Sometimes it seems there is no end to the number of super-creative wine and spirit labels out there. While I adore the way so many designers have used color, die cuts, and even embossing and engraving to make their clients’ products stand out, occasionally I have to wonder “Where do we go from here?” And that’s when the bottle of gin on the table quietly reminds me that it’s time for it to be returned to the freezer.
Yep, the award winning Griffiths Brothers Gin actually tells you when it is cold enough to drink. Thanks to a thermochromic (heat-responsive) varnish, a section at the back of the label turns blue when reaching the optimum temperature. As the label warms up, that blue fades until you return it to the ice box to chill down once more.
(Another interesting use of this technology can be found in the Agatha Christie stamps issued by the UK’s Royal Mail a couple of years back –co-designed by Jim Sutherland – in which mysterious goings on were revealed through the application of body heat and UV light.)
Though impressive, this gin label’s color-changing capabilities might be dismissed by some as the printing equivalent of a parlor trick, if not for the fact that it serves to reinforce the key selling point of this premium gin. Unlike traditional distillers, Griffiths Brothers created this gin using cold distillation, the better to capture the flavors of the botanicals used in its making, and ultimately making for a cleaner, brighter taste.
Miracles of printing and finishing technology are everywhere today – what’s infinitely rarer are printers and designers who use them to further the message of their marketing materials and packaging as successfully as this.

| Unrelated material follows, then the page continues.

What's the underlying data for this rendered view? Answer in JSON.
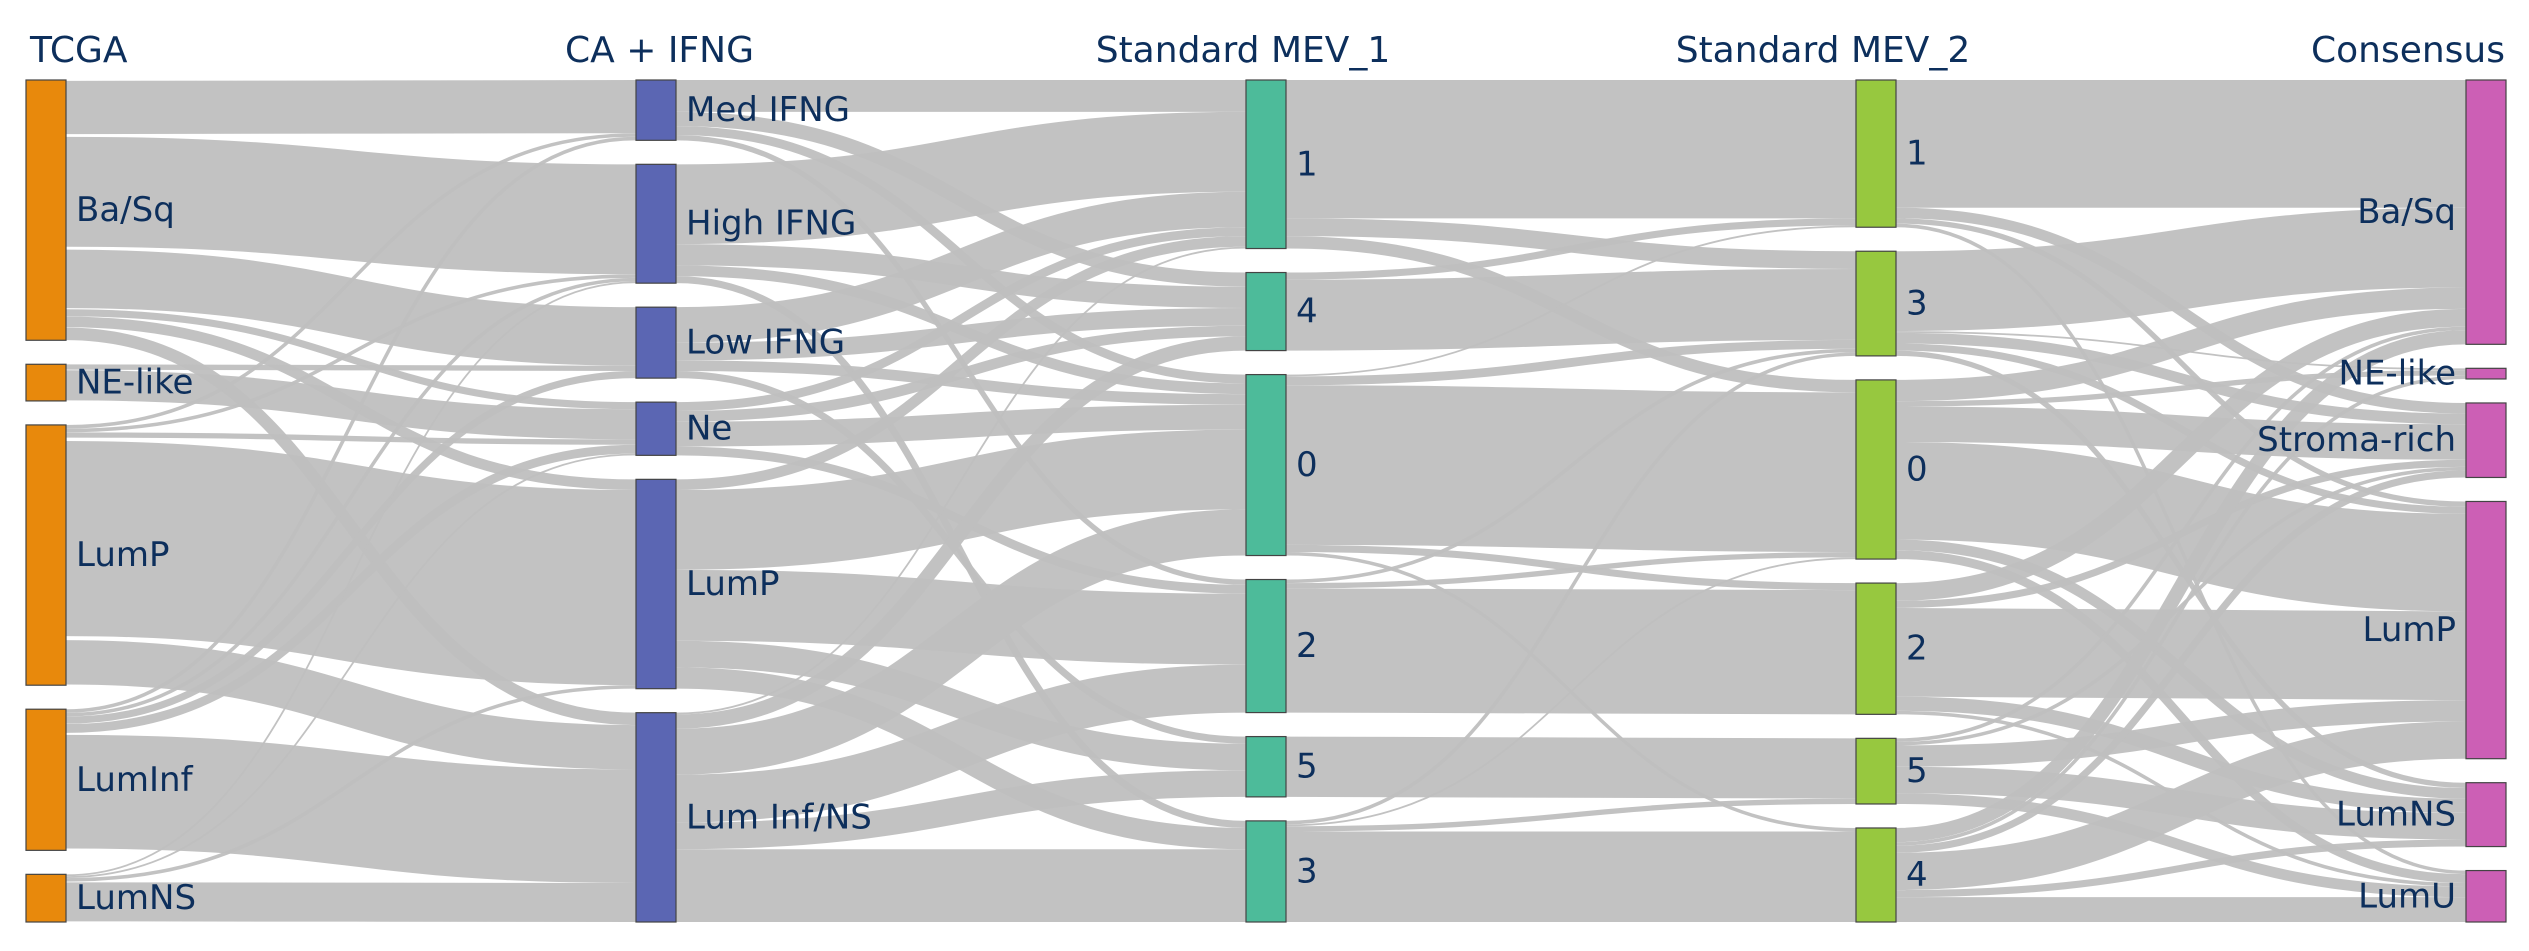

Designed by Milestone and printed by Royston Labels, the Griffiths Brothers Gin label is also an excellent example of digital inkjet printing. CMYK + White were printed on 50 micron Fasson Clear polypropylene (PP) film, with the white going down first to provide a neutral background for the vibrant blue and some of the leaf details. The vibrant Blue ink was then applied via flexo to the name of the gin and as an accent color.
That you can print labels for gin bottles that are bound for the freezer (and the occasional ice bucket) using high-speed inkjet – a technology that essentially sprays ink on a substrate – is arguably just as amazing as varnishes that change color with the temperature. The ever-so-slightly raised ink on the label is a byproduct of inkjet printing, and gives the label a pleasing tactile aspect.